Pero a pesar de sus intentos, la Casa del Viento y la Tormenta cayó bajo el yugo de los sidhe con los primeros rayos de sol del verano. A Awen no le vaciló la mano cuando su daga se deslizó por el cuello de Thane, abriéndole la garganta de lado a lado. Keiran no dudó cuando le puso el anillo azul en el dedo al nuevo Hijo Predilecto, Taranys. Solo se estremeció cuando este soltó un grito de dolor y de sorpresa cuando sus poderes quedaron ligados al medallón que Awen llevaba cosido en la piel.
Tres de tres en lo que duraba una estación y media.
La Tierra y las Espinas también se complicó más de lo esperado. Awen se desesperaba con aquella lentitud. La única vez que Keiran trató de explicarle que en una guerra no se podía planear absolutamente todo y que los problemas eran relativamente comunes, Awen estuvo a punto de dejarle rajarle la mejilla con su inseparable daga.
─Recuerda ─le advirtió ella con la hoja afilada apoyada sobre la piel de Keiran y sus ojos llameantes clavados en los del Hijo Predilecto─ que si esto sale mal, quién las va a pagar es tu gente, Keiran.

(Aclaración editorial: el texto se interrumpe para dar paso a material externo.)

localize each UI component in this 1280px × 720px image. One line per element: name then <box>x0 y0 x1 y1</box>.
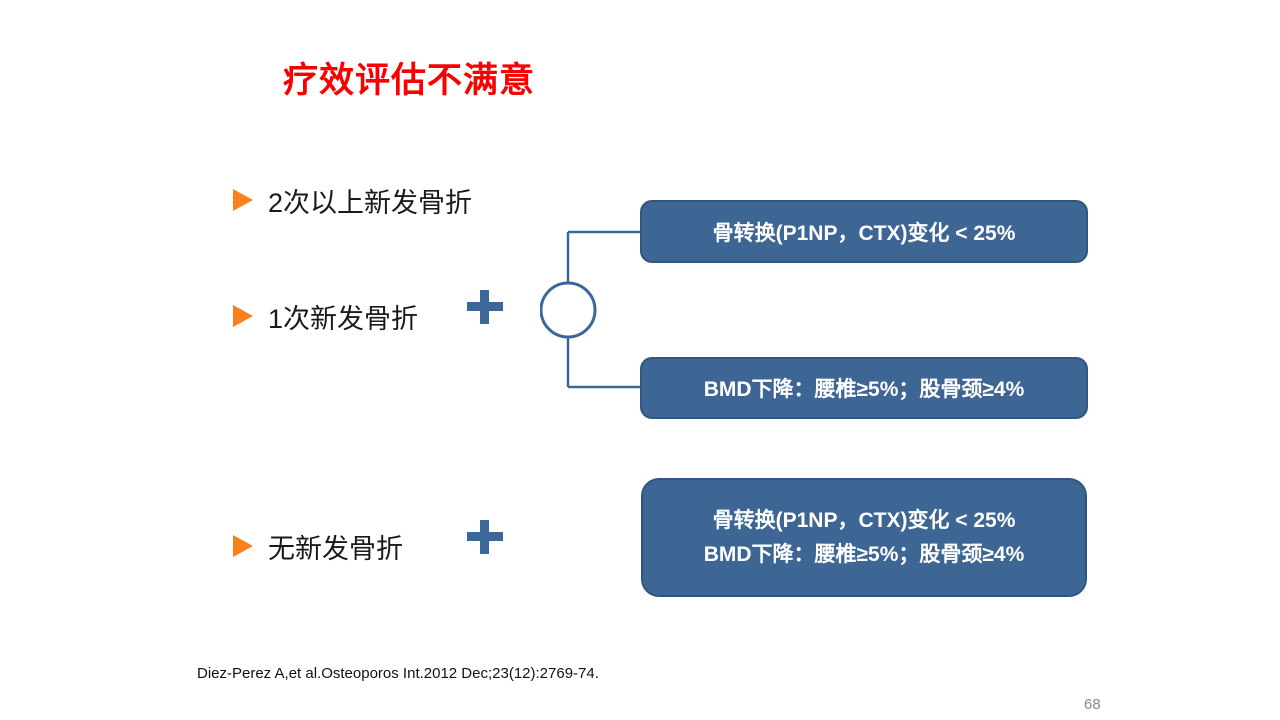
criteria-box-text: 骨转换(P1NP，CTX)变化 < 25% <box>712 221 1016 245</box>
plus-icon <box>467 290 503 324</box>
slide-title: 疗效评估不满意 <box>283 61 536 100</box>
bullet-label: 2次以上新发骨折 <box>268 187 473 218</box>
page-number: 68 <box>1084 696 1101 713</box>
triangle-right-icon <box>233 535 253 557</box>
bullet-item-no-fracture: 无新发骨折 <box>233 528 403 564</box>
bullet-label: 1次新发骨折 <box>268 303 419 334</box>
triangle-right-icon <box>233 189 253 211</box>
triangle-right-icon <box>233 305 253 327</box>
bullet-item-one-fracture: 1次新发骨折 <box>233 298 418 334</box>
criteria-box-text-line1: 骨转换(P1NP，CTX)变化 < 25% <box>712 508 1016 532</box>
bullet-label: 无新发骨折 <box>268 533 403 564</box>
criteria-box-text-line2: BMD下降：腰椎≥5%；股骨颈≥4% <box>703 542 1025 566</box>
criteria-box-text: BMD下降：腰椎≥5%；股骨颈≥4% <box>703 378 1025 401</box>
criteria-box-bmd-decline: BMD下降：腰椎≥5%；股骨颈≥4% <box>640 357 1088 419</box>
plus-icon <box>467 520 503 554</box>
circle-branch-connector <box>540 230 640 389</box>
citation-reference: Diez-Perez A,et al.Osteoporos Int.2012 D… <box>197 665 599 682</box>
circle-icon <box>540 281 597 339</box>
criteria-box-bone-turnover: 骨转换(P1NP，CTX)变化 < 25% <box>640 200 1088 263</box>
bullet-item-two-or-more-fractures: 2次以上新发骨折 <box>233 182 472 218</box>
criteria-box-combined: 骨转换(P1NP，CTX)变化 < 25% BMD下降：腰椎≥5%；股骨颈≥4% <box>641 478 1087 597</box>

─No lo olvido. Te aseguro que no. Pero si quieres que esto salga bien, tienes que estar preparada para este tipo de situaciones. Tienes un ejército imponente, con todos esos sidhe y los neònach, y junto con las fuerzas de la Sombra y la Niebla es prácticamente imparable, pero una guerra no es un agradable paseo por un jardín, Awen, y mucho menos una Gran Guerra Inmortal ─dijo despacio─, con todo el continente en tu contra. Cuando Padre y Madre les concedieron sus poderes a los Hijos Predilectos durante la primera gran guerra, tampoco la ganaron de la noche a la mañana.
Awen lo miró largo rato sin apartar la mirada de él. La punta de la daga todavía presionaba la piel de Keiran cuando se atrevió a seguir hablando.
─Permíteme un consejo, Awen; si deseas ser la reina indiscutible de este mundo, te recomiendo que trabajes la paciencia. Es una de las virtudes más importantes de un gobernante y de un líder.
─Tú no demostraste mucha paciencia rindiéndote después de tres días, Keiran ─atacó ella. Y acertó.
─Demostré que me importa mi gente lo suficiente como para arrodillarme ante ti y dejar que me usases como un arma más ─replicó Keiran, tragándose el dolor que le habían producido sus palabras.
Después de eso, su discusión se redujo una batalla de miradas que terminó cuando Awen separó la daga de la cara de Keiran.
Apenas un mes después, la Casa de la Tierra y las Espinas cayó. La villa palaciega quedó reducida a un montón de escombros, luego de una cruenta batalla contra los nobles que allí vivían, así como algunos ciudadanos y ciudadanas que habían conseguido refugiarse tras sus muros después de la caída de la capital.
Los colores del territorio, el verde oscuro y el rojo borgoña, salpicaron el suelo cuando las casas cayeron y los estandartes quedaron hechos girones.
El emblema de la Casa, un lobo de esmeralda y una rosa de rubí, terminó hechos añicos a las puertas del palacio.
Un nuevo Hijo Predilecto se alzó entre las ruinas de su Casa, con un anillo de mineral azul brillando en uno de sus dedos. La mirada que Perth le lanzó a Keiran cuando este le colocó el anillo rugía con la fuerza de un temblor de tierra y con el aguijón afilado de un millar de espinas.